Kann nicht auch der Finanzplatz zur Verteidigungsfähigkeit beitragen?

Drittens klingt die Stellungnahme der SBVg ziemlich weichgespült. Sie steht auch in einem starken Kontrast zur resoluten Rede, die Marcel Rohner, der Präsident der SBVg, vor kurzem am Bankiertag vor seinen versammelten Mitgliedern in Genf gehalten hatte, und die über grosse Teile den geopolitischen Entwicklungen gewidmet war. «Mit Ausbruch des Ukraine-Krieges mussten wir in unerwarteter und entlarvender Weise erkennen, was wir politisch schon lange ausdrücklich in die Wege geleitet haben: Wir sind nicht mehr verteidigungsfähig», konstatierte er darin etwa mit Blick auf die Heimat.

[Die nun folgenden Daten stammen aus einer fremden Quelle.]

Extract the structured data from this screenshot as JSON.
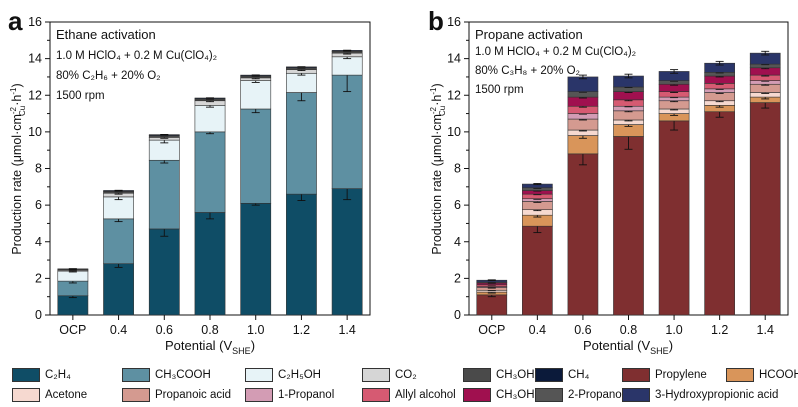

Und Rohner, dessen Rede stellenweise mehr an den Rütli-Rapport als an das Standardrepertoire eines Finanzplatzrepräsentanten gemahnte, plädierte eindringlich für eine starke und glaubwürdige Armee. «Wir können unsere Verteidigungs- und Militärpolitik nicht auf der Annahme aufbauen, dass uns unsere direkten Nachbarn kaum angreifen werden. Wenn es von aussen zu einem Angriff auf europäisches Territorium und insbesondere auf einen unserer Nachbarn kommt, werden wir in vielfältiger und nicht vorhersehbarer Weise in diesen Konflikt miteinbezogen sein. Wir werden im Minimum unser Land und seinen Luftraum zuverlässig schützen können müssen.»

Auch wenn die SBVg die grundsätzliche Problematik der ESG-konformen Behandlung der Rüstungsindustrie nicht allein lösen kann, sollte sie sich vielleicht doch gelegentlich mit ihren Mitgliedern darüber austauschen, wie die Schweizer Bankbranche zur Erreichung des von Rohner gesteckten Ziels beitragen könnte.